Tutorial 4: Optional Header

We have learned about the DOS header and some members of the PE header. Here's the last, the biggest and probably the most important member of the PE header, the optional header.

To refresh your memory, the optional header is a structure that is the last member of IMAGE_NT_HEADERS. It contains information about the logical layout in the PE file. There are 31 fields in this structure. Some of them are crucial and some are not useful. I'll explain only those fields that are really useful.

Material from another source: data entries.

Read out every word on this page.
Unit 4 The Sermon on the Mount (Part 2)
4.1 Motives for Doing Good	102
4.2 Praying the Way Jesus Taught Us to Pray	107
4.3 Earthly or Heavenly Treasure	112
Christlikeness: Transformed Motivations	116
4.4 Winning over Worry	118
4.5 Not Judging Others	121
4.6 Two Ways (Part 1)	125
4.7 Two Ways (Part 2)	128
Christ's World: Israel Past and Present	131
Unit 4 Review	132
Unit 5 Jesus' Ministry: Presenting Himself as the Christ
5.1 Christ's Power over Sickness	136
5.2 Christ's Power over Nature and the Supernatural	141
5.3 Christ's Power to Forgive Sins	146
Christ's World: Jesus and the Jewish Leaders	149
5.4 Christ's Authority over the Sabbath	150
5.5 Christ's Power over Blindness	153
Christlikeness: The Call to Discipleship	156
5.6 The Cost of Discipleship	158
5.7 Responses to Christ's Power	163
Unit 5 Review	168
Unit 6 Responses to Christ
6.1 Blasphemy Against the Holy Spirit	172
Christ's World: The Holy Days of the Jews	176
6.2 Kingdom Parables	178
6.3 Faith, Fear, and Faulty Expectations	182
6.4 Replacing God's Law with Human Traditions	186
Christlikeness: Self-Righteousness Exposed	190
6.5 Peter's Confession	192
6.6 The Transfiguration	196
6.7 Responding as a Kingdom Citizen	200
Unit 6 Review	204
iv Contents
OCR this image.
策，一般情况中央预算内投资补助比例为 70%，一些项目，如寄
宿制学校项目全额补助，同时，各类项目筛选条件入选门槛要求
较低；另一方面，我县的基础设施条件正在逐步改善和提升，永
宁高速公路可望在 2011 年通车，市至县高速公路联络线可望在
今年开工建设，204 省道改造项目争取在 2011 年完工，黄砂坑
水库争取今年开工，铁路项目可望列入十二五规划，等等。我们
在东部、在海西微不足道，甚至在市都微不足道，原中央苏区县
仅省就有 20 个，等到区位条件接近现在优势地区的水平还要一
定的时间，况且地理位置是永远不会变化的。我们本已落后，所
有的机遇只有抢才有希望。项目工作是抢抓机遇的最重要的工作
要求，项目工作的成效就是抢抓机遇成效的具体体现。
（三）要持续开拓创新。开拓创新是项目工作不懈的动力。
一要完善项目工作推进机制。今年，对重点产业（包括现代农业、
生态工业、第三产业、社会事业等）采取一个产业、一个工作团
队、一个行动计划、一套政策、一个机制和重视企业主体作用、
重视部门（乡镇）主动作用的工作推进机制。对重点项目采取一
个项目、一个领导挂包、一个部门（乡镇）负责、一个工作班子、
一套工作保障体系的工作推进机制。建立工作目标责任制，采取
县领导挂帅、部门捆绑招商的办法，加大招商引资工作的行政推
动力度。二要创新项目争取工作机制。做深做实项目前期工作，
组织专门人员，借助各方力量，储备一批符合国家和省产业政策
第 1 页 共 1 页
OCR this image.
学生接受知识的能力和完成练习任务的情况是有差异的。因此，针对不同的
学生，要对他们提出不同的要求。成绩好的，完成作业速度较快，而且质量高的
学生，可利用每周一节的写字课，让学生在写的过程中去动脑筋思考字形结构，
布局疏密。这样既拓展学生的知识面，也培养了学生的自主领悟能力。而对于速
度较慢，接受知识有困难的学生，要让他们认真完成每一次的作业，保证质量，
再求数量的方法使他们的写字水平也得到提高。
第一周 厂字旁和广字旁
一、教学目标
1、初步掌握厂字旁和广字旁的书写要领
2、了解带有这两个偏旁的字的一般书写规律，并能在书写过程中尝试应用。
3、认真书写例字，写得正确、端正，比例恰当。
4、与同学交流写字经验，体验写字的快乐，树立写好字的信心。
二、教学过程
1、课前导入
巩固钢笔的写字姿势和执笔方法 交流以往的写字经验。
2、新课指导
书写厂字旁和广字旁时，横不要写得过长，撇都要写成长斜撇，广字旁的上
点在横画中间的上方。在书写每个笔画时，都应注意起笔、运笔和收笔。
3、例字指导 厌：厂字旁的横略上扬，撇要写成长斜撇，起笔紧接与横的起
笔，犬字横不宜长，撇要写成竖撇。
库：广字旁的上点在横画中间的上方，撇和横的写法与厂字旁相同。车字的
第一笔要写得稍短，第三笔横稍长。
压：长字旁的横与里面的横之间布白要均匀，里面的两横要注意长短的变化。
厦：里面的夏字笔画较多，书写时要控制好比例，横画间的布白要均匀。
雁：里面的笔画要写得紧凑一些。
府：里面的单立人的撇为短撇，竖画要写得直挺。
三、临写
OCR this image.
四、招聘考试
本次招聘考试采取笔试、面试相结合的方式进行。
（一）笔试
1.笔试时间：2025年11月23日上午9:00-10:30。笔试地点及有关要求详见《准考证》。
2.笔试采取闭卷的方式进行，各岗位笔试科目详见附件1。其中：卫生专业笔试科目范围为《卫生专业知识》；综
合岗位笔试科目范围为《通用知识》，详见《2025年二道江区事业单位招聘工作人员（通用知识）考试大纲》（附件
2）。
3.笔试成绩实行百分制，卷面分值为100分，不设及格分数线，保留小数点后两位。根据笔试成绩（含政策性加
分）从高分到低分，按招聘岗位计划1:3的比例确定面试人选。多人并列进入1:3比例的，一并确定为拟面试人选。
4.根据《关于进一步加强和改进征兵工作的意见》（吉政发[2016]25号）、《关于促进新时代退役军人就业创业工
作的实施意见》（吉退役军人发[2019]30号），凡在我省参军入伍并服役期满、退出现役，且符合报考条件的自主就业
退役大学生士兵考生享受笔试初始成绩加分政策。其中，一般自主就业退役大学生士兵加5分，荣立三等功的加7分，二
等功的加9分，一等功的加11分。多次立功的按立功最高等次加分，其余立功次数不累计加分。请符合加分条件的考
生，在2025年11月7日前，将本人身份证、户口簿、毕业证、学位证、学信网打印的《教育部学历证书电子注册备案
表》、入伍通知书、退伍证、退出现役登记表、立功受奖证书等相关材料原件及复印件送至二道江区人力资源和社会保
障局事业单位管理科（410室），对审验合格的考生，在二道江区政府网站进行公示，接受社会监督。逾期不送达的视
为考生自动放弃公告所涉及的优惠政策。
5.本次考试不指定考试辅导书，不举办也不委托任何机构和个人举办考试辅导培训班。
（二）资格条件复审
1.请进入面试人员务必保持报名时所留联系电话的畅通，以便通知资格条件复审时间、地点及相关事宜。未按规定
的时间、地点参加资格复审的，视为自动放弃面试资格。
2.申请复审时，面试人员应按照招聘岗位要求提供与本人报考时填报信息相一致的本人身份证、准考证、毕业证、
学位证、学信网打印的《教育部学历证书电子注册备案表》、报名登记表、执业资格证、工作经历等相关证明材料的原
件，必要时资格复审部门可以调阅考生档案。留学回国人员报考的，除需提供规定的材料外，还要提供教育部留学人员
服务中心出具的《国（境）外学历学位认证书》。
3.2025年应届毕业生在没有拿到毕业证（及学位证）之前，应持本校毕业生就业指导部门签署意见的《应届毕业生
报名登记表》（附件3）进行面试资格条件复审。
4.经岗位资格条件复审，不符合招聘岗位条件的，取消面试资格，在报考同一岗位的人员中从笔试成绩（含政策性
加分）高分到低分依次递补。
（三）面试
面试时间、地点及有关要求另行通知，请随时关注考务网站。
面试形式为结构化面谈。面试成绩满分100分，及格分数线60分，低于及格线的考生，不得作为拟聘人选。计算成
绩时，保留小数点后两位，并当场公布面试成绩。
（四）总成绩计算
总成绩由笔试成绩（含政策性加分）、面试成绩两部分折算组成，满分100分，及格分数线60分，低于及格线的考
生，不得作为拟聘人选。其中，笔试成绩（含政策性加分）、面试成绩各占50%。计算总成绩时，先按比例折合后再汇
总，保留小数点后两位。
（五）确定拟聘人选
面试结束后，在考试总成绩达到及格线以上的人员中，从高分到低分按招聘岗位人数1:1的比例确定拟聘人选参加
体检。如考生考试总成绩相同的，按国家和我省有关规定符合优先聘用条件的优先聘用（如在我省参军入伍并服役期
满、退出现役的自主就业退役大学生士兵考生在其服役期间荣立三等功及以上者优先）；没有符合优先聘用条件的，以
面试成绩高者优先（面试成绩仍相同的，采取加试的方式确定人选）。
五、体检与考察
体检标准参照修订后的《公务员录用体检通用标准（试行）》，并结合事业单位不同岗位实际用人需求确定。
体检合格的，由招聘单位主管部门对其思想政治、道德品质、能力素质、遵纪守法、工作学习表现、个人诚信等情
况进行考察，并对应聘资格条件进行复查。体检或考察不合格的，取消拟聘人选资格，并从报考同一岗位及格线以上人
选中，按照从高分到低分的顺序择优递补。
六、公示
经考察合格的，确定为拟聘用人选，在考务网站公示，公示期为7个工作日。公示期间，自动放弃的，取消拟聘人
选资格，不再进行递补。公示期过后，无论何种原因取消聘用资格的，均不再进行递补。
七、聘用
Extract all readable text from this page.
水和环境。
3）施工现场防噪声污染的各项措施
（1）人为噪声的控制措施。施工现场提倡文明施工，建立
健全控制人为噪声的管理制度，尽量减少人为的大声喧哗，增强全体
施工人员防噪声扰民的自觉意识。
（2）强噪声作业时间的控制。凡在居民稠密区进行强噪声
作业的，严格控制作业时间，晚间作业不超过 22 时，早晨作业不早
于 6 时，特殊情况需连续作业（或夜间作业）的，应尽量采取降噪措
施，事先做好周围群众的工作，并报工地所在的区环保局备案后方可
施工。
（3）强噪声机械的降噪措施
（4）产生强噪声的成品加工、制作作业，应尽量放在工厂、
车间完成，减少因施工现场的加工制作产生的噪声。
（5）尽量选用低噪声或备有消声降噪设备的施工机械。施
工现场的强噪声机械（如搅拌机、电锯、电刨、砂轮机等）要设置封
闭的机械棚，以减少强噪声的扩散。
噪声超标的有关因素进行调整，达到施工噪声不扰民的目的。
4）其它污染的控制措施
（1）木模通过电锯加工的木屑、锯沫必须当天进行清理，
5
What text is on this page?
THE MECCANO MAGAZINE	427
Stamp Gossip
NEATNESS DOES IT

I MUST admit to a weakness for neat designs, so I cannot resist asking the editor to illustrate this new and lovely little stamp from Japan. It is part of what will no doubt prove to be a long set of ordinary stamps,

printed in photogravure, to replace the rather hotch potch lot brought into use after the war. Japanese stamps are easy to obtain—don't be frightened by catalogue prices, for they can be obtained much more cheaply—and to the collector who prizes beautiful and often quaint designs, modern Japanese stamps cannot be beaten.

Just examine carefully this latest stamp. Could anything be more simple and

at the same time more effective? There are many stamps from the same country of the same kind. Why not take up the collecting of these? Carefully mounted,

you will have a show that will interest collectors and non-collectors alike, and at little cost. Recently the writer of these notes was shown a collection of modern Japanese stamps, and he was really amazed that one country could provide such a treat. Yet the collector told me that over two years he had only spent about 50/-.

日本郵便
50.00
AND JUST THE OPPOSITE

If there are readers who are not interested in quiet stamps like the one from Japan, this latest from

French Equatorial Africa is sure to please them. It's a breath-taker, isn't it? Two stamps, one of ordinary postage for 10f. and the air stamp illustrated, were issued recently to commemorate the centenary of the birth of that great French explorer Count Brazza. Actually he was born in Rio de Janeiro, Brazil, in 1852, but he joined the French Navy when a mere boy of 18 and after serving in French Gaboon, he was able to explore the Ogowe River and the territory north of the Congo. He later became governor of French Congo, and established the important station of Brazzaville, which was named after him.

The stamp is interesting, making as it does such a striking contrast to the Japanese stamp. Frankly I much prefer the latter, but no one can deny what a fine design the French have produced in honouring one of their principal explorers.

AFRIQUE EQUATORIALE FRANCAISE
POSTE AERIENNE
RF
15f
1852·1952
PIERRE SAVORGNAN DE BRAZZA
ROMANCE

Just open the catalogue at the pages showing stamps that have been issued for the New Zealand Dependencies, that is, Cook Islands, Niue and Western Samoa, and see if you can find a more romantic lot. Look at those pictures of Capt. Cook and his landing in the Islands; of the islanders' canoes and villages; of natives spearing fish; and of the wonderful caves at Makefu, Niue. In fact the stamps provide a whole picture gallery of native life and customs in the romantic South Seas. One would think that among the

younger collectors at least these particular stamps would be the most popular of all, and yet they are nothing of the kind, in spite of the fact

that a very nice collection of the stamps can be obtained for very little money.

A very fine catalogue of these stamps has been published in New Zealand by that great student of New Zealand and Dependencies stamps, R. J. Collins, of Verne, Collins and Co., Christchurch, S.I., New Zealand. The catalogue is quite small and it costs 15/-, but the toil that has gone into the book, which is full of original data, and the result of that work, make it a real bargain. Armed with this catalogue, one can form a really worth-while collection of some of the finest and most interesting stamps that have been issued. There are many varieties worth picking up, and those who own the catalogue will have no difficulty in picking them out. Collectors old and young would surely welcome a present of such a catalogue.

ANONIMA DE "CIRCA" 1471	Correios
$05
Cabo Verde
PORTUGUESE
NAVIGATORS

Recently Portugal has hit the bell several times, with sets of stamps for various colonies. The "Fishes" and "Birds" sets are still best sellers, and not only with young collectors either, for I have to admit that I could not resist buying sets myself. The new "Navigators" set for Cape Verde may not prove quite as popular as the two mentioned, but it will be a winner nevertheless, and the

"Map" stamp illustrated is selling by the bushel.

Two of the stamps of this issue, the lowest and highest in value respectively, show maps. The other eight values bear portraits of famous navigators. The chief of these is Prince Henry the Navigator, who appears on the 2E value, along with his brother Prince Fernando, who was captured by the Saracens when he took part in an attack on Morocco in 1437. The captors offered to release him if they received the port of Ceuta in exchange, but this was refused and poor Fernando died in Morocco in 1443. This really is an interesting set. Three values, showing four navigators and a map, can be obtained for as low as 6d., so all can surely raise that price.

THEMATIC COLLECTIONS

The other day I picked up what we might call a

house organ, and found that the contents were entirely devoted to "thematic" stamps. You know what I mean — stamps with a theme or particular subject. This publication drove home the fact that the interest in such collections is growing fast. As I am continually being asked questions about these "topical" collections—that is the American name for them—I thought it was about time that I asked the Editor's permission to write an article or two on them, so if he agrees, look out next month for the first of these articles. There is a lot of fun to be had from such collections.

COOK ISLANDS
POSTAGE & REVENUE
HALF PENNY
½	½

There is a word that's used frequently in relation to PE file format: RVA
RVA stands for relative virtual address. You know what virtual address is. RVA is a daunting term for such a simple concept. Simply put, an RVA is a distance from a reference point in the virtual address space. I bet you're familiar with file offset: an RVA is exactly the same thing as file offset. However, it's relative to a point in virtual address space, not a file. I'll show you an example. If a PE file loads at 400000h in the virtual address (VA) space and the program starts execution at the virtual address 401000h, we can say that the program starts execution at RVA 1000h. An RVA is relative to the starting VA of the module.
Why does the PE file format use RVA? It's to help reduce the load of the PE loader. Since a module can be relocated anywhere in the virtual address space, it would be a hell for the PE loader to fix every relocatable items in the module. In contrast, if all relocatable items in the file use RVA, there is no need for the PE loader to fix anything: it simply relocates the whole module to a new starting VA. It's like the concept of relative path and absolute path: RVA is akin to relative path, VA is like absolute path.
Field Meanings
AddressOfEntryPoint It's the RVA of the first instruction that will be executed when the PE loader is ready to run the PE file. If you want to divert the flow of execution right from the start, you need to change the value in this field to a new RVA and the instruction at the new RVA will be executed first.
ImageBase It's the preferred load address for the PE file. For example, if the value in this field is 400000h, the PE loader will try to load the file into the virtual address space starting at 400000h. The word "preferred" means that the PE loader may not load the file at that address if some other module already occupied that address range.
SectionAlignment The granularity of the alignment of the sections in memory. For example, if the value in this field is 4096 (1000h), each section must start at multiples of 4096 bytes. If the first section is at 401000h and its size is 10 bytes, the next section must be at 402000h even if the address space between 401000h and 402000h will be mostly unused.
FileAlignment The granularity of the alignment of the sections in the file. For example, if the value in this field is 512 (200h), each section must start at multiples of 512 bytes. If the first section is at file offset 200h and the size is 10 bytes, the next section must be located at file offset 400h: the space between file offsets 522 and 1024 is unused/undefined.
MajorSubsystemVersion
MinorSubsystemVersion
The win32 subsystem version. If the PE file is designed for Win32, the subsystem version must be 4.0 else the dialog won't have 3-D look.
SizeOfImage The overall size of the PE image in memory. It's the sum of all headers and sections aligned to SectionAlignment.
SizeOfHeaders The size of all headers+section table. In short, this value is equal to the file size minus the combined size of all sections in the file. You can also use this value as the file offset of the first section in the PE file.
Subsystem Tell in which of the NT subsystem the PE file is intended for. For most win32 progs, only two values are used: Windows GUI and Windows CUI (console).
DataDirectory An array of IMAGE_DATA_DIRECTORY structures. Each structure gives the RVA of an important data structure in the PE file such as the import address table.